Nous avons donc choisi d’explorer les pratiques aujourd’hui à l’œuvre en matière d’énergie dans les projets urbains. Nous procédons de manière inductive et comparative à l’étude de trois cas parisiens, Paris Rive Gauche, Paris Nord Est et Clichy-Batignolles, afin de comprendre : Comment est abordée les enjeux de l’énergie dans ces projets urbains ? Par quels acteurs sont-ils pris en charge ? Quelles actions sont mises en œuvre ? Quelles échelles spatio-temporelles sont considérées ? Notre analyse s’appuie sur des entretiens semi-directifs avec les acteurs de ces trois projets urbains, et sur l’ensemble des documents techniques auxquels nous avons pu accéder.

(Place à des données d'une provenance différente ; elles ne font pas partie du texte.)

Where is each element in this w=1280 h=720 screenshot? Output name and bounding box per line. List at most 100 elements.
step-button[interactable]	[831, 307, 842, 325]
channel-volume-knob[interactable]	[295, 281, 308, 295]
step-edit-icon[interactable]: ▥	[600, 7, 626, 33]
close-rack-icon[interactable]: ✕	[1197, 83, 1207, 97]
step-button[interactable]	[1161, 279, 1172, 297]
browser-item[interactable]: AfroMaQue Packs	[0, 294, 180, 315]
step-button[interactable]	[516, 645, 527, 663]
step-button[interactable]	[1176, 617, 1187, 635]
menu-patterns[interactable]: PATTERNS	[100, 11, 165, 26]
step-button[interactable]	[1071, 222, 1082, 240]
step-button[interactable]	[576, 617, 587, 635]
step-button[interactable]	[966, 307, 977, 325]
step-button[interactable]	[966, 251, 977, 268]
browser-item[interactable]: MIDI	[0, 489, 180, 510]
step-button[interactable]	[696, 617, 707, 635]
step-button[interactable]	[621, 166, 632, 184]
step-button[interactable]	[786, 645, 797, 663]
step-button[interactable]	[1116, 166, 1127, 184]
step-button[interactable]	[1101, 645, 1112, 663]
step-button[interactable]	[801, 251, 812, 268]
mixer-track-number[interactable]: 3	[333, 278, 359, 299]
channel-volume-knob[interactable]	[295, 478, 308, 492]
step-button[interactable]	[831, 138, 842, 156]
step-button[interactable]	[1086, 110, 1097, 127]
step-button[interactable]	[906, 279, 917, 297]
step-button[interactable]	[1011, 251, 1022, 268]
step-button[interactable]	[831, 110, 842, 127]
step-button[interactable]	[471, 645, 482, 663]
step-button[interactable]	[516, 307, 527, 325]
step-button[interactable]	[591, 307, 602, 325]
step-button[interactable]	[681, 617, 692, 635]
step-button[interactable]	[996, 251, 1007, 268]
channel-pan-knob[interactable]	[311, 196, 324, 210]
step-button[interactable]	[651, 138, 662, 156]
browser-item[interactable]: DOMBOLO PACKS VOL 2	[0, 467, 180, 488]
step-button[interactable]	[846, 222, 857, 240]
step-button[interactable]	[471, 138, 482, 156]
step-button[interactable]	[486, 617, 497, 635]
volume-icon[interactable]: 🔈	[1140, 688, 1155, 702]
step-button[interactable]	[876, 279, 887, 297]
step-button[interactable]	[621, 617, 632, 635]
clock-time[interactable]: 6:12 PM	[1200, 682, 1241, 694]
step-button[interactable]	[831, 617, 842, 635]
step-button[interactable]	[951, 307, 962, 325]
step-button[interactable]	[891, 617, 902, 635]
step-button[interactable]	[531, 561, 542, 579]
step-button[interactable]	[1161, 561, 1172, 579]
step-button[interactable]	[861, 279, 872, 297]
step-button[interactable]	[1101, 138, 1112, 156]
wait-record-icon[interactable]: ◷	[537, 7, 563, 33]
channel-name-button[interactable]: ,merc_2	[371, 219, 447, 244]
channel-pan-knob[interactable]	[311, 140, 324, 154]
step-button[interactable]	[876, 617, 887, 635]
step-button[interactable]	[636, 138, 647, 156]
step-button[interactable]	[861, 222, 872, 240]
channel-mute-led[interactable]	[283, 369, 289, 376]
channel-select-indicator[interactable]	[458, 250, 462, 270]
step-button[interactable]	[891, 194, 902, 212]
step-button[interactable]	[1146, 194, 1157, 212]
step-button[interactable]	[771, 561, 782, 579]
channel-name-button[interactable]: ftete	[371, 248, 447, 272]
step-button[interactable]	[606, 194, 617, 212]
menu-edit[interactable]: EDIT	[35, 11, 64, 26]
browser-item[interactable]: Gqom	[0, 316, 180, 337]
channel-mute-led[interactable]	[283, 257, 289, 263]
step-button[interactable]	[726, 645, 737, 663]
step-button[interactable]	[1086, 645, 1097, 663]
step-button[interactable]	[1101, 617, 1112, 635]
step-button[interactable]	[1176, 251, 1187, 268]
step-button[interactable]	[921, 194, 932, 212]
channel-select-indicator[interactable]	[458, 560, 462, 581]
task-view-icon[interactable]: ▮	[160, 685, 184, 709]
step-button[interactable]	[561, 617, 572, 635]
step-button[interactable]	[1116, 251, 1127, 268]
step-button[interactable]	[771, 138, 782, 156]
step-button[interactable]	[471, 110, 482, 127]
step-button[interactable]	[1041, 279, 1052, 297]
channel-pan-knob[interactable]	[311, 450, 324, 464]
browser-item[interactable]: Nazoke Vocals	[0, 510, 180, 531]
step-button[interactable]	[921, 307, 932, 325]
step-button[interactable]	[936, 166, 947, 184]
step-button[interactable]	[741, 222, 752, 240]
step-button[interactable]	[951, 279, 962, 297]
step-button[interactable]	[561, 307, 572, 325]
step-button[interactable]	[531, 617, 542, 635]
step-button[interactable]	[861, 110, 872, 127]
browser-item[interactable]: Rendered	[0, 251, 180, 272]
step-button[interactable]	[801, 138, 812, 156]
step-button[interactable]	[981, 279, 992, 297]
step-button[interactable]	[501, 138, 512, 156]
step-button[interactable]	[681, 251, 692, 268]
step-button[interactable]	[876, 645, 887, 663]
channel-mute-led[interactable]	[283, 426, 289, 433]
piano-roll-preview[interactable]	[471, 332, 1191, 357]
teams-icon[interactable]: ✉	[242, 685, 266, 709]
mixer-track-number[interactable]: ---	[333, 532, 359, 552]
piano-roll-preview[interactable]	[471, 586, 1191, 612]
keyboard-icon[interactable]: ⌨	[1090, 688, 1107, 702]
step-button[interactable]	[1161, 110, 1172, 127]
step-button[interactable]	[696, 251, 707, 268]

Après avoir décrit comment les enjeux de l’énergie ont été pris en compte dans chacun des trois projets urbains, nous comparons les procédures et les actions qui y ont été mises en place. Cette comparaison des pratiques nous permet d’affirmer que les enjeux énergétiques ne sont que peu ou prou pris en compte lors de la définition de la stratégie d’aménagement. A la vaste échelle du projet urbain, aucun acteur est porteur de ces enjeux et même lorsque des objectifs sont définis – ce qui est rare – ceux-ci relèvent plus du discours politique que de la définition d’une stratégie dont la mise en œuvre pourrait être évaluée. Les actions ciblent majoritairement la demande en énergie des bâtiments, négligeant d’autres économies d’énergie potentielles dans l’éclairage public ou les modes de déplacements par exemple. La performance énergétique du bâtiment est intégrée à une procédure de qualité environnementale relativement classique. En revanche, la question du développement des énergies renouvelables et de récupération amène les acteurs à considérer le territoire non plus comme un lieu uniquement de consommation énergétique mais aussi potentiellement producteur d’énergies. Cette étude conduit à nous interroger sur l’échelle adaptée à la définition et la mise en œuvre d’une stratégie énergétique ainsi qu’à l’acteur le mieux placé pour coordonner cette action.

MOTS CLÉS :transition énergétique, ville, projet urbain, étude de cas, acteurs.